Answer: The idea is to modify attention to somehow incorporate information about the other generated images into the diffusion process, which is a plausible necessary condition for consistency. - Do not modify the cross-attention layers.
- Please provide sufficient comments in the code that explain your thoughts
- hint: Don't mind if the results are not consistent. It's not about results but about the way you approach this task.
- What is the intuition behind this task?
- Question: What is the task of the cross-attention layers in the UNet? How could cross-attention be used to increase consistency?
- This is just a question; no programming is required. Answer: Cross-attention is used to condition on prompts or other references. For example, the prompts for txt2img.py are incorporated into the diffusion process by using them as keys/values in the cross-attention step. Using precomputed images of a reference chair for example could lead to improved consistency by guiding the diffusion process.
- Question: In general, what is the contribution of self-attention in this diffusion model?
- This is just a question; no programming is required. Answer: The self-attention seems to play an important role in the actual diffusion process, to generate a detailed, believable image from noise. The changes I applied to the code turn the self-attention into a form of cross-attention. The more I distanced the data from pure self-attention by introducing information from the other batch samples into the tokens, the muddier and less defined the final result looked.

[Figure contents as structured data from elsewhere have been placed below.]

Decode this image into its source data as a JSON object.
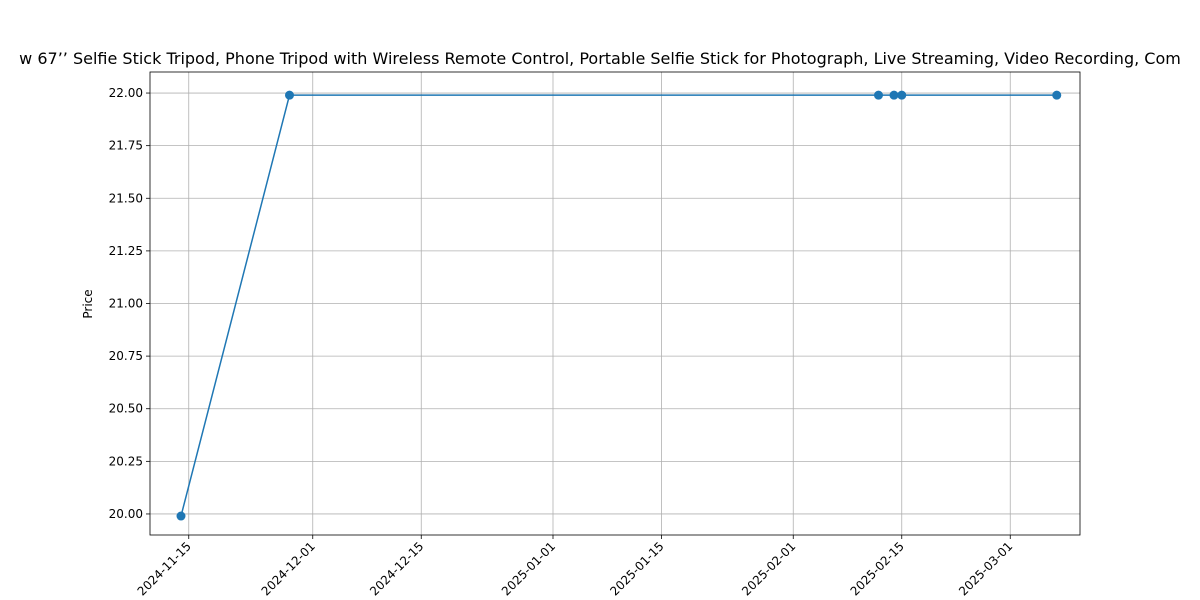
{
  "chart_data": {
    "type": "line",
    "title": "w 67’’ Selfie Stick Tripod, Phone Tripod with Wireless Remote Control, Portable Selfie Stick for Photograph, Live Streaming, Video Recording, Com",
    "xlabel": "",
    "ylabel": "Price",
    "x_axis_type": "date",
    "xlim": [
      "2024-11-10",
      "2025-03-10"
    ],
    "ylim": [
      19.9,
      22.1
    ],
    "grid": true,
    "x_ticks": [
      "2024-11-15",
      "2024-12-01",
      "2024-12-15",
      "2025-01-01",
      "2025-01-15",
      "2025-02-01",
      "2025-02-15",
      "2025-03-01"
    ],
    "y_ticks": [
      20.0,
      20.25,
      20.5,
      20.75,
      21.0,
      21.25,
      21.5,
      21.75,
      22.0
    ],
    "y_tick_decimals": 2,
    "x_tick_rotation": 45,
    "series": [
      {
        "color": "#1f77b4",
        "marker": "circle",
        "x": [
          "2024-11-14",
          "2024-11-28",
          "2025-02-12",
          "2025-02-14",
          "2025-02-15",
          "2025-03-07"
        ],
        "y": [
          19.99,
          21.99,
          21.99,
          21.99,
          21.99,
          21.99
        ]
      }
    ]
  }
}
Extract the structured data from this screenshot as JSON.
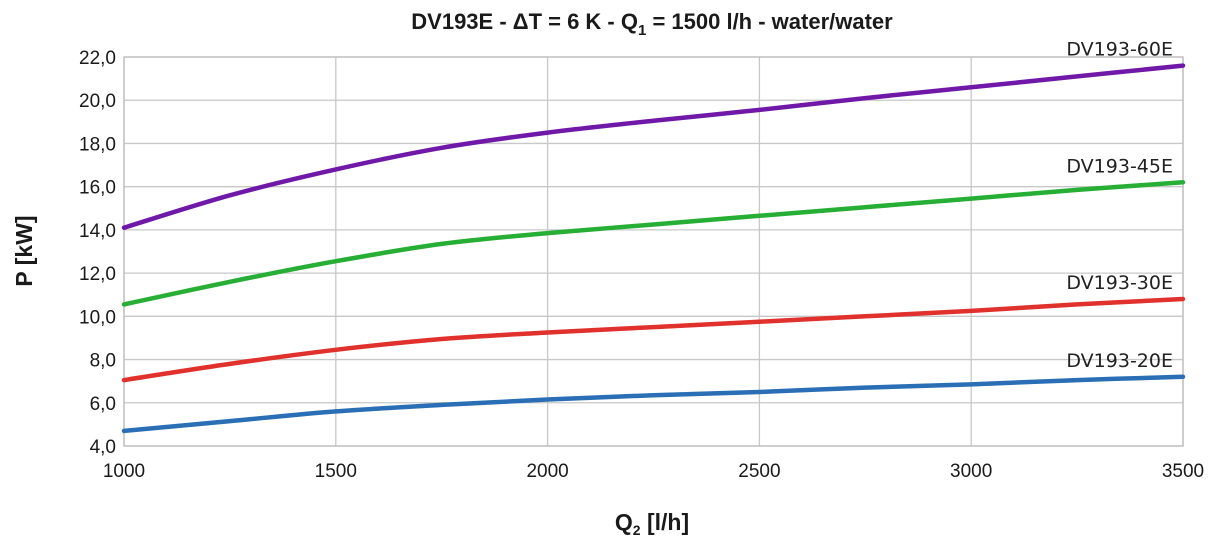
{
  "chart_data": {
    "type": "line",
    "title": {
      "prefix": "DV193E - ΔT = 6 K - Q",
      "subscript": "1",
      "suffix": " = 1500 l/h - water/water"
    },
    "xlabel": {
      "main": "Q",
      "subscript": "2",
      "suffix": " [l/h]"
    },
    "ylabel": "P [kW]",
    "xlim": [
      1000,
      3500
    ],
    "ylim": [
      4,
      22
    ],
    "x_ticks": [
      1000,
      1500,
      2000,
      2500,
      3000,
      3500
    ],
    "x_tick_labels": [
      "1000",
      "1500",
      "2000",
      "2500",
      "3000",
      "3500"
    ],
    "y_ticks": [
      4,
      6,
      8,
      10,
      12,
      14,
      16,
      18,
      20,
      22
    ],
    "y_tick_labels": [
      "4,0",
      "6,0",
      "8,0",
      "10,0",
      "12,0",
      "14,0",
      "16,0",
      "18,0",
      "20,0",
      "22,0"
    ],
    "grid": true,
    "legend": "inline labels at right end of each line",
    "series": [
      {
        "name": "DV193-60E",
        "color": "#7019a8",
        "x": [
          1000,
          1250,
          1500,
          1750,
          2000,
          2250,
          2500,
          2750,
          3000,
          3250,
          3500
        ],
        "y": [
          14.1,
          15.6,
          16.8,
          17.8,
          18.5,
          19.05,
          19.55,
          20.1,
          20.6,
          21.1,
          21.6
        ]
      },
      {
        "name": "DV193-45E",
        "color": "#27ae35",
        "x": [
          1000,
          1250,
          1500,
          1750,
          2000,
          2250,
          2500,
          2750,
          3000,
          3250,
          3500
        ],
        "y": [
          10.55,
          11.6,
          12.55,
          13.35,
          13.85,
          14.25,
          14.65,
          15.05,
          15.45,
          15.85,
          16.2
        ]
      },
      {
        "name": "DV193-30E",
        "color": "#e0312c",
        "x": [
          1000,
          1250,
          1500,
          1750,
          2000,
          2250,
          2500,
          2750,
          3000,
          3250,
          3500
        ],
        "y": [
          7.05,
          7.8,
          8.45,
          8.95,
          9.25,
          9.5,
          9.75,
          10.0,
          10.25,
          10.55,
          10.8
        ]
      },
      {
        "name": "DV193-20E",
        "color": "#2a6fb5",
        "x": [
          1000,
          1250,
          1500,
          1750,
          2000,
          2250,
          2500,
          2750,
          3000,
          3250,
          3500
        ],
        "y": [
          4.7,
          5.15,
          5.6,
          5.9,
          6.15,
          6.35,
          6.5,
          6.7,
          6.85,
          7.05,
          7.2
        ]
      }
    ]
  }
}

- Empirically: Do you need to modify all self-attention layers in the UNet? Hint: Don't evaluate all individual layers, but groups of layers. Answer: No, as approach #4 shows, where only the inner layers with lower resolutions are modified, while resulting in some improvement regarding similarity without decreasing details in the resulting images
Please commit all your changes to your forked repository and create a pull request for this repository to submit your task.